Because Leavitt ended so close to 65 minutes, the market swung wildly. Many traders cheered their sudden windfall. Some called their gains life-changing. Others posted screenshots of their profits on social media. One trader wrote that the price change felt like insider trading.

Meanwhile, other gamblers fumed. They believed someone inside the White House knew when the briefing would end. One critic noted that Leavitt looked up at something before she left. That moment fueled rumors she timed her exit to help certain traders.

Social Media Erupts Over Leavitt Briefing

After the briefing, X lit up with comments. A Democratic strategist called the moment “the dumbest timeline.” A prediction market fan insisted this was not insider trading. Yet others warned that these markets could become tools for bribery. One user demanded that prediction markets get banned.

Political commentators said the event was untenable. They argued that betting on government events needed strict rules. Some urged Congress to extend bans on stock trading by lawmakers to these markets too.

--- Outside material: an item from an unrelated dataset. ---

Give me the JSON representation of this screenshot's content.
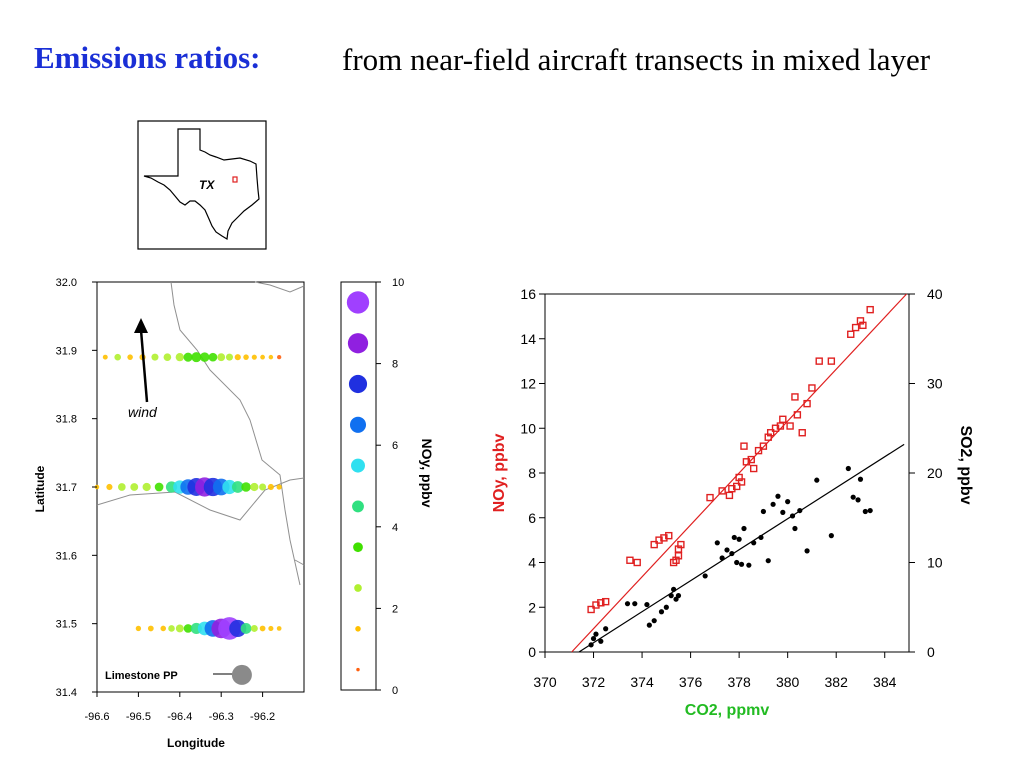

Calls Grow to Curb Prediction Markets

This Leavitt briefing incident has renewed debate over prediction markets. Supporters say they offer honest crowd wisdom. Skeptics worry they invite manipulation. Now, both sides want clearer oversight. Legislators may soon propose new laws.

Regardless of what comes next, the episode made one thing clear. Even a half-minute change in a press briefing can spark big money and big drama. As soon as Karoline Leavitt stepped off the stage, the small world of political betting changed forever.

FAQs

Why were people betting on the length of the briefing?

People used a prediction market that let them wager on how long the briefing would last. It works like a simple yes-or-no bet based on a set time.

How did traders win so much money?

Before the briefing, it seemed almost certain to pass 65 minutes. When it didn’t, those who bet “under” saw huge odds change. That sudden shift multiplied their winnings by 50.

Could someone inside the White House have tipped off traders?

Some bettors suspect an insider. They point to Leavitt’s glance at the clock before ending. However, there is no proof of wrongdoing so far.

Will prediction markets face new rules now?

Many critics are calling for regulation. Congress may look into extending bans on political figures and insiders using these markets. Changes could come in the next few months.